Palma de Mallorca (Spain): Clients of travel group Thomas Cook queue at Son Sant Joan airport on Monday.—AFP
Palma de Mallorca (Spain): Clients of travel group Thomas Cook queue at Son Sant Joan airport on Monday.—AFP

LONDON: Hundreds of thousands of travelers were stranded across the world on Monday after the British tour company Thomas Cook collapsed in the middle of the night, immediately halting almost all its flights and hotel services and laying off its employees.

Britain’s Civil Aviation Authority announced about 2:30am that Thomas Cook, a 178-year-old company that helped create the package tour industry, had ceased trading. It said the firm’s four airlines will be grounded, and its 21,000 employees in 16 countries including 9,000 in the UK will lose their jobs.

The collapse of the firm is expected to have sweeping effects across the European and North African tourism industries and elsewhere, as hotels worry about being paid for tourists they have already served and confirmed Thomas Cook bookings for high-season winter resorts suddenly are cancelled.

Overall, about 600,000 people were travelling with the company as of Sunday, though it was unclear how many of them would be left stranded, as some travel subsidiaries were in talks with local authorities to continue operating. Thomas Cook says it served 22 million customers a year.
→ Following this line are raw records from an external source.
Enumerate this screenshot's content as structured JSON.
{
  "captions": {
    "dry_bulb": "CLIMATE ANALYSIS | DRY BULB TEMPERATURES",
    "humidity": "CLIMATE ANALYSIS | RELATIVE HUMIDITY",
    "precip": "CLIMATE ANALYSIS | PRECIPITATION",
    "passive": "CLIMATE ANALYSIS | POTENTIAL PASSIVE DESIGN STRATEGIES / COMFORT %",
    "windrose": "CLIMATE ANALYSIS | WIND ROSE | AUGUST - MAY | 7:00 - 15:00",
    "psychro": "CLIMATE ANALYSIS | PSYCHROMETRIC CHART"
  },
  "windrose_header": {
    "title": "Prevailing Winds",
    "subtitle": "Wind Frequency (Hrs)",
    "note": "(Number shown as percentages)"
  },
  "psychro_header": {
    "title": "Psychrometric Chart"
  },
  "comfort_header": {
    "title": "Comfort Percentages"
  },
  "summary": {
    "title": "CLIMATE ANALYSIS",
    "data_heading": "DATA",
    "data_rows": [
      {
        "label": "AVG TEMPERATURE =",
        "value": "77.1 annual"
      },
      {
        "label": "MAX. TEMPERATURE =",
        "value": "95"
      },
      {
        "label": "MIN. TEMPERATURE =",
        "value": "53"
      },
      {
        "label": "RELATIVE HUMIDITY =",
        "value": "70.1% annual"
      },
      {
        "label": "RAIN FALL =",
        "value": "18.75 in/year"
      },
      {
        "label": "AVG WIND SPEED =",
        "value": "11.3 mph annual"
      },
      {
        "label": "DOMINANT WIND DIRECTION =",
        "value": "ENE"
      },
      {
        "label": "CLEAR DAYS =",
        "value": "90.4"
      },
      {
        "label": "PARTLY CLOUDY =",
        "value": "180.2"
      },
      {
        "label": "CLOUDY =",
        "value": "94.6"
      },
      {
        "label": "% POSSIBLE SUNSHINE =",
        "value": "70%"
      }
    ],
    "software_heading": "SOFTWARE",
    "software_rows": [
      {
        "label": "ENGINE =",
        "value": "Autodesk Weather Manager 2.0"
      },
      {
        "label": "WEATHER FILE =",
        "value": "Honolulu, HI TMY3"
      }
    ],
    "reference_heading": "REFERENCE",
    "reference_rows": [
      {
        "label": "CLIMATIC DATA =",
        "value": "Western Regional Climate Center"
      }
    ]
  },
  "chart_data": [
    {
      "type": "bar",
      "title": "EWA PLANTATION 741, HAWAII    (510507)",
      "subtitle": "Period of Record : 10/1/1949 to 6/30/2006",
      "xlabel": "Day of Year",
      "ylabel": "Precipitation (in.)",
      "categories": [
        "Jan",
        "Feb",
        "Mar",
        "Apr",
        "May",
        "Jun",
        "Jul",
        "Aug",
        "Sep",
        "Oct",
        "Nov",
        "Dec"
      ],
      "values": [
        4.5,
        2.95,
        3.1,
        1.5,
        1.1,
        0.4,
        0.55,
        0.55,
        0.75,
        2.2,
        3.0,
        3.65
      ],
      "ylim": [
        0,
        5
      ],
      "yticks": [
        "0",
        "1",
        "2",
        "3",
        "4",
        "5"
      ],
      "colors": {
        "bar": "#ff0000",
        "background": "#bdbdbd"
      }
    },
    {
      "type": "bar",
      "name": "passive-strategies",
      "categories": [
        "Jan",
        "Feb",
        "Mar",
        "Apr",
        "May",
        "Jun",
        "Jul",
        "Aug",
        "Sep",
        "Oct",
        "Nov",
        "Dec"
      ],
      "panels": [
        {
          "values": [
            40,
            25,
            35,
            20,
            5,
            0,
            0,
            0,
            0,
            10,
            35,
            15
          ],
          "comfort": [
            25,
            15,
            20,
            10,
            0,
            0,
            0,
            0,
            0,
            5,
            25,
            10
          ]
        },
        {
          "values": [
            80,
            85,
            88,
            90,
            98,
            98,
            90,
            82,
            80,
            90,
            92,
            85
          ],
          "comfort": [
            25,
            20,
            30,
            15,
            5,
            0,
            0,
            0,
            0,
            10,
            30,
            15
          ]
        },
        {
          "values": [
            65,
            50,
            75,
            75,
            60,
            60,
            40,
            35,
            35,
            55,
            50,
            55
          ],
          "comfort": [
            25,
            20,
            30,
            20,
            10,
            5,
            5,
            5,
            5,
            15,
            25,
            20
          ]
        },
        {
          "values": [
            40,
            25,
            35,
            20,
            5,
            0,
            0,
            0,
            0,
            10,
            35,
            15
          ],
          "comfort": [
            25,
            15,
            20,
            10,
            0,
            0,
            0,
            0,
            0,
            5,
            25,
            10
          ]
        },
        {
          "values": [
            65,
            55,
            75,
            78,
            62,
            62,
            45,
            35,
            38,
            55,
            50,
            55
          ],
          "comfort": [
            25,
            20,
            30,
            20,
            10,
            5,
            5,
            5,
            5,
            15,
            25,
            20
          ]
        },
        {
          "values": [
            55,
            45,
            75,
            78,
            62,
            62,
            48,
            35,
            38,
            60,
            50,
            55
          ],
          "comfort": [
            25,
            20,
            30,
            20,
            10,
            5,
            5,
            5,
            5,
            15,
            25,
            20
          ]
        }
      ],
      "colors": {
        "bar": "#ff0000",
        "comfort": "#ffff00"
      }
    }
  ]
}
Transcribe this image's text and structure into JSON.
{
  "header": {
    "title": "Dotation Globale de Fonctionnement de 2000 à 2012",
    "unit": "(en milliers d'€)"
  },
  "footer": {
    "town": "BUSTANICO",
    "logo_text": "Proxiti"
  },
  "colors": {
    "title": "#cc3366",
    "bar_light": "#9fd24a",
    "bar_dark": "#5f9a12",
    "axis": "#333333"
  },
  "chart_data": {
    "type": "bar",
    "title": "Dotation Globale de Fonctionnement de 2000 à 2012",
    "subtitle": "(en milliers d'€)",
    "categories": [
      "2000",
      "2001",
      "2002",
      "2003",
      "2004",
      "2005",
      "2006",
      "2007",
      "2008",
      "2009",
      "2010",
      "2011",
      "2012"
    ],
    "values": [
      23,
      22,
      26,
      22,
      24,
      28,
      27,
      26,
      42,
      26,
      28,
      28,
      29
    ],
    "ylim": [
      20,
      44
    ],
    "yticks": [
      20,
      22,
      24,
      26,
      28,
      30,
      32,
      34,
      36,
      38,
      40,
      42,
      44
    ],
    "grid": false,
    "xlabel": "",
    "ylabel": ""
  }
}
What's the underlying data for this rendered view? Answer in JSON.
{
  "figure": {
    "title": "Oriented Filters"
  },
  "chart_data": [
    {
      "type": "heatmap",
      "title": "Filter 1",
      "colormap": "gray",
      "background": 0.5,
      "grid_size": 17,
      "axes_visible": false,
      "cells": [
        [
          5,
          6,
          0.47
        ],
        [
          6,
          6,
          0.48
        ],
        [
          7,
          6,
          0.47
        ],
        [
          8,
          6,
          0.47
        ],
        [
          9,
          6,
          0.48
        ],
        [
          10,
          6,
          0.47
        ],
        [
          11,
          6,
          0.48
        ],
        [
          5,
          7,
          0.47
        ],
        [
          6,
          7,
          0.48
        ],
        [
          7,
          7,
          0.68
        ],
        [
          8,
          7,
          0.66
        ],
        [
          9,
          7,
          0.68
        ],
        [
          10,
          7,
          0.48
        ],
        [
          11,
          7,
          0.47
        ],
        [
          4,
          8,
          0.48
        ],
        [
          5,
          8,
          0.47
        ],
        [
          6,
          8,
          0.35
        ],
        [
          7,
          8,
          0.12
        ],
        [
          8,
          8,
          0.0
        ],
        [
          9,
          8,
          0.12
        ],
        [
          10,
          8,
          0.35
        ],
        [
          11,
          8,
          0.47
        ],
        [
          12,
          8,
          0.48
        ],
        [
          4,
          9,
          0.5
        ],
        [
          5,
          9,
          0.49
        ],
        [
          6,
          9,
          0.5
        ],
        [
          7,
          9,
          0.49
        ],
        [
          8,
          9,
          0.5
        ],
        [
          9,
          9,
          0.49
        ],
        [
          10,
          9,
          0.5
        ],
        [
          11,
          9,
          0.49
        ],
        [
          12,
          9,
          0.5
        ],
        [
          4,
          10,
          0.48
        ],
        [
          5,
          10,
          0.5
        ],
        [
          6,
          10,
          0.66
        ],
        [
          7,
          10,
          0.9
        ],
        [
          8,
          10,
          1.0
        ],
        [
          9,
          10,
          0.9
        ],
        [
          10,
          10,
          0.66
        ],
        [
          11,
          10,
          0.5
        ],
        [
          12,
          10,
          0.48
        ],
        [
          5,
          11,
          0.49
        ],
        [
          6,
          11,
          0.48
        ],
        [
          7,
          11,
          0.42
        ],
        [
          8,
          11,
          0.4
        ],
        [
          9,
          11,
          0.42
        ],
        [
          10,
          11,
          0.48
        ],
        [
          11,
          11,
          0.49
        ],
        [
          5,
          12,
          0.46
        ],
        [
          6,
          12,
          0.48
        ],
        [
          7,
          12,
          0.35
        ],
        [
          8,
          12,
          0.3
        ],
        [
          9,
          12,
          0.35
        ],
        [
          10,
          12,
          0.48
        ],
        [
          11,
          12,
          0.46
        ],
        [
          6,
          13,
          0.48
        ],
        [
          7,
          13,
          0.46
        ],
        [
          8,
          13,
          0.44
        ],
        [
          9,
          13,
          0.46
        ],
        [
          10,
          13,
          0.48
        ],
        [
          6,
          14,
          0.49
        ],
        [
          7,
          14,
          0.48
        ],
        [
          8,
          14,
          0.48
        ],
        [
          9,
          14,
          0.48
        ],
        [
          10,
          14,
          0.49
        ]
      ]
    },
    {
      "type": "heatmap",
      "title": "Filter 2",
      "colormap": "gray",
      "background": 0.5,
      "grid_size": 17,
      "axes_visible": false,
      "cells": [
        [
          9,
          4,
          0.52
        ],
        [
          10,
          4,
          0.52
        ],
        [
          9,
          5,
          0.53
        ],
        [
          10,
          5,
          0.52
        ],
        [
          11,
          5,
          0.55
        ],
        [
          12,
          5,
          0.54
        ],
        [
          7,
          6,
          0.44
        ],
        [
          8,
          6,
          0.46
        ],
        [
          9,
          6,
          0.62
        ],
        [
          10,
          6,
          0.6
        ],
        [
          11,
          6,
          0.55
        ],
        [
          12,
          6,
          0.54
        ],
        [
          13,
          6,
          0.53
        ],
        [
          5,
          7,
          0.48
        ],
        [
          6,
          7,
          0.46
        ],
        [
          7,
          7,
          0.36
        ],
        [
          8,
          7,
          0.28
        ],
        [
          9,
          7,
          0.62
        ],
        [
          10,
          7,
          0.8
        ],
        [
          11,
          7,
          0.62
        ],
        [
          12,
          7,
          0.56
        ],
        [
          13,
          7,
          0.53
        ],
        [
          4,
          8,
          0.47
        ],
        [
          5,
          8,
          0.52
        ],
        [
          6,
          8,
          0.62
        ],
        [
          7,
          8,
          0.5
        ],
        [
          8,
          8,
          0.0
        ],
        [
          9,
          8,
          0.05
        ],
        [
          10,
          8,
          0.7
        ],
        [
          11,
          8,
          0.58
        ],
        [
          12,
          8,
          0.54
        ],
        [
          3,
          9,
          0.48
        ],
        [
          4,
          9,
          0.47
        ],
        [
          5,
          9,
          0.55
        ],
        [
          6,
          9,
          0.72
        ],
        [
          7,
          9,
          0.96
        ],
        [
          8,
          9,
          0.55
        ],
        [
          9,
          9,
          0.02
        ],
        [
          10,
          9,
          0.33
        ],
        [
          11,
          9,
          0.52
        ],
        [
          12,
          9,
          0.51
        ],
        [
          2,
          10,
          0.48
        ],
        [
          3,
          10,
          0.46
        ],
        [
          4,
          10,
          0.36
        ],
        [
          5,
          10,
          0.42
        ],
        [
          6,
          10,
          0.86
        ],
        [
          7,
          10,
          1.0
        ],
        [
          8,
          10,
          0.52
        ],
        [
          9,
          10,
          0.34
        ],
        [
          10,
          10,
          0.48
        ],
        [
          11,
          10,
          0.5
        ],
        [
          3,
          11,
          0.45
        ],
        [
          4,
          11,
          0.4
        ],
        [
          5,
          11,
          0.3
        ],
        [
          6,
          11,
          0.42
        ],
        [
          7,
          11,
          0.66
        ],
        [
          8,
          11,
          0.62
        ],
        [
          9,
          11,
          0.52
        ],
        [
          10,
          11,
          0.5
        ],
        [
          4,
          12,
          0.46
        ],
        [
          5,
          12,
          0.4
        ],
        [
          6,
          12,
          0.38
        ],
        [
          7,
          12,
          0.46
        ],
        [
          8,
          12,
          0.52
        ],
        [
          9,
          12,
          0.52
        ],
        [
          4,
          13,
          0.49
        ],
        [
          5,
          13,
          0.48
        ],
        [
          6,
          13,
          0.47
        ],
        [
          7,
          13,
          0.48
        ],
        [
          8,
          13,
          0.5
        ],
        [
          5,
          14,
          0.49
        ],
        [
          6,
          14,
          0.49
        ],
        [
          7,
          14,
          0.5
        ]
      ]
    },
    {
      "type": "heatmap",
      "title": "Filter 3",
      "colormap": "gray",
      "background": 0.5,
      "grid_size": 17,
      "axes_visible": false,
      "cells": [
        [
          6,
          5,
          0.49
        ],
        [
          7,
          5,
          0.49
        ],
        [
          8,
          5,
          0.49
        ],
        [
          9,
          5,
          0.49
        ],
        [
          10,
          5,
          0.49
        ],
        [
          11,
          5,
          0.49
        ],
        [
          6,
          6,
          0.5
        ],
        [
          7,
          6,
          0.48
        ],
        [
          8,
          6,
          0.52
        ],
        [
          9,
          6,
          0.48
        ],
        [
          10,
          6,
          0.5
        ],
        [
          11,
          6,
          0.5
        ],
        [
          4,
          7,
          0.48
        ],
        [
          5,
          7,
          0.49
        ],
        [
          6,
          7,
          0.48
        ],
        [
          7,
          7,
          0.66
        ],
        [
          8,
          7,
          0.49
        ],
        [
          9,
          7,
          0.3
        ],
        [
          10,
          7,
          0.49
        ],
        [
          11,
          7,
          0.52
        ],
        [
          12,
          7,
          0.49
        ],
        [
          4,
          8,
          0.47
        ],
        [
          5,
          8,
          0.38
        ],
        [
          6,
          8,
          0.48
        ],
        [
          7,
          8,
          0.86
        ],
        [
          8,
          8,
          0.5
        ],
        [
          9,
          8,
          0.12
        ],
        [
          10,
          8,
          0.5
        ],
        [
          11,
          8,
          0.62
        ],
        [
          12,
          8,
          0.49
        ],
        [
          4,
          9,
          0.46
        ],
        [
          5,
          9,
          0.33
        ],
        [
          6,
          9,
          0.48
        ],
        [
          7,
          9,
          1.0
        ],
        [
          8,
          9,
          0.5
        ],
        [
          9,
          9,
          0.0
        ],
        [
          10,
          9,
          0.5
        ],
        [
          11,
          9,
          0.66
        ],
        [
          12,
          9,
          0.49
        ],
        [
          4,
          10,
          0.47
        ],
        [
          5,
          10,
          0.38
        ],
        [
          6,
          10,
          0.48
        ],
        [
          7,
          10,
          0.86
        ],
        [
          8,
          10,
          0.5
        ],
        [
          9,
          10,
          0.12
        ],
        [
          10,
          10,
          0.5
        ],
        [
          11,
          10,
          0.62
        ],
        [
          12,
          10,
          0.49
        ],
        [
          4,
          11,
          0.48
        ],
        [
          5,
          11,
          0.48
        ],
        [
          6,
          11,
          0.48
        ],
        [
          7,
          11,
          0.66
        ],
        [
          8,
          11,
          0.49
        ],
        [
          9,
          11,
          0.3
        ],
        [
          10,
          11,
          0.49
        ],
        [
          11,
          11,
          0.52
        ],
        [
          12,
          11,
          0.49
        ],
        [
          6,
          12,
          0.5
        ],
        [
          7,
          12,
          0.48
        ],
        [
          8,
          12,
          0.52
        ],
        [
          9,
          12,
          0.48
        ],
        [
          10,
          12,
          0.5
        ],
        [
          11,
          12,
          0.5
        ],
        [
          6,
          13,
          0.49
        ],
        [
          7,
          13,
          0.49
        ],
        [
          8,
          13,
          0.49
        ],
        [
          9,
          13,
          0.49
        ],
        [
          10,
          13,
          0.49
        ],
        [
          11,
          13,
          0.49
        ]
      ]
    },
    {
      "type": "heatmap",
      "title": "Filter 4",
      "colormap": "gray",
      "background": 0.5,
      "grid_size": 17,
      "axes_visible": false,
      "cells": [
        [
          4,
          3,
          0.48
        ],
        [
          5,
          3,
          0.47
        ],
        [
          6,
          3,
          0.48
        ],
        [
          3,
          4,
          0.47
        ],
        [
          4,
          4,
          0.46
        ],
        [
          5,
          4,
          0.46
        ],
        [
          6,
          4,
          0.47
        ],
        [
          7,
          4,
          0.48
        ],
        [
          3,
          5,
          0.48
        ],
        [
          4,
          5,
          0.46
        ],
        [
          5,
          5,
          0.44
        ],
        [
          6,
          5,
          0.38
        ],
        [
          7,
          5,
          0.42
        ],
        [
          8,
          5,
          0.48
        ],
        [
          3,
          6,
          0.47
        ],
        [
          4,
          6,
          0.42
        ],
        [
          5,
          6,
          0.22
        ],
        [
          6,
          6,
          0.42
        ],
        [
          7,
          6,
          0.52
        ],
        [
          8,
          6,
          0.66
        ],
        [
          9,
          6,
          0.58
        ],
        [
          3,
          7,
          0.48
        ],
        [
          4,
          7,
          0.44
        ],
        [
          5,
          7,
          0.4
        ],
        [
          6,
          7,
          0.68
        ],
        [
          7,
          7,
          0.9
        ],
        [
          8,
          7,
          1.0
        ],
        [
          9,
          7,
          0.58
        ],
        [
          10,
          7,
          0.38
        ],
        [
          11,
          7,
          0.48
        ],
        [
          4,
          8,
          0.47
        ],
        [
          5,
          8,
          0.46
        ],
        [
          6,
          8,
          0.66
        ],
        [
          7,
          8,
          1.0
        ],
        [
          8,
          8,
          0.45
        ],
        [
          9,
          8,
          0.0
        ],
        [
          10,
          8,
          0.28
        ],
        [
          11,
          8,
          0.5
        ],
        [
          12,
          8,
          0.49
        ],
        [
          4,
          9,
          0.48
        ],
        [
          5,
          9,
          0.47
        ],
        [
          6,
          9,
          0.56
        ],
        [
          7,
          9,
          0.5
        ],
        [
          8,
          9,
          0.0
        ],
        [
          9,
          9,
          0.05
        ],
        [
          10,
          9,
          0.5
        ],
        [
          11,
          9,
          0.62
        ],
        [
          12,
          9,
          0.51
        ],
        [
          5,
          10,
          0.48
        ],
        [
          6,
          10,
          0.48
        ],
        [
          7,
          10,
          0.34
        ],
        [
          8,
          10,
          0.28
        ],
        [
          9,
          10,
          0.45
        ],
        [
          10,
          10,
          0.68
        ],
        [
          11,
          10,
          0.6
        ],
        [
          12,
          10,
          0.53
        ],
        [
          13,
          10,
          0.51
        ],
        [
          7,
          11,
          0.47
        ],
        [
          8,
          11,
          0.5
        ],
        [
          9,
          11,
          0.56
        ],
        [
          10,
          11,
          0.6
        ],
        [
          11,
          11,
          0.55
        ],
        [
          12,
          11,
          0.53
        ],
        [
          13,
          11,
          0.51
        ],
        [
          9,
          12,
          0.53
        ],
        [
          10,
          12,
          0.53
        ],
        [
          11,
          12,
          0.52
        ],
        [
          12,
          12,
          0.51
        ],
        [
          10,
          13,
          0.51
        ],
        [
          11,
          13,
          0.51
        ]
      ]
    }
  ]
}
The British government was taking charge of getting the firm’s 150,000 UK-based customers back home from vacation spots across the globe, the largest repatriation effort in the country’s peacetime history. The process began on Monday but officials urged patience and warned of delays.

A stream of reports Monday morning hinted at the extent of the travel chaos: some 50,000 Thomas Cook travelers were stranded in Greece; up to 30,000 stuck in Spain’s Canary Islands; 21,000 were left in Turkey and 15,000 were in Cyprus. Airports saw queues of Thomas Cook travelers lining up for other ways to get home.

Some people took the news in stride. Bengt Olsson, who was traveling in Cyprus from Sweden, said there were worse places to be stranded. “It’s nice to stay here, it’s warm,” he said.

The reality was far harsher for the Thomas Cook workers who lost their jobs overnight.

“The staff have been stabbed in the back without a second’s thought,” said Brian Strutton, head of the British Airline Pilots’ Association.

An estimated 1 million future Thomas Cook travelers also found their bookings for upcoming holidays canceled. Many of them are likely to receive refunds under travel insurance plans but had no idea when they would get their money back.

Lewis and Amy Bromiley, from Manchester, England, had paid 7,000 pounds ($8,700) for a January honeymoon in the Maldives.

“Me and my wife are devastated,” said Bromiley, 25. “We’ll have to wait for the refund, which could take months.” The company, which began in 1841 with one-day train excursions in England, grew to have travel operations around the world but has been struggling for years due to competition from budget airlines and the ease of booking low-cost accommodations through the internet.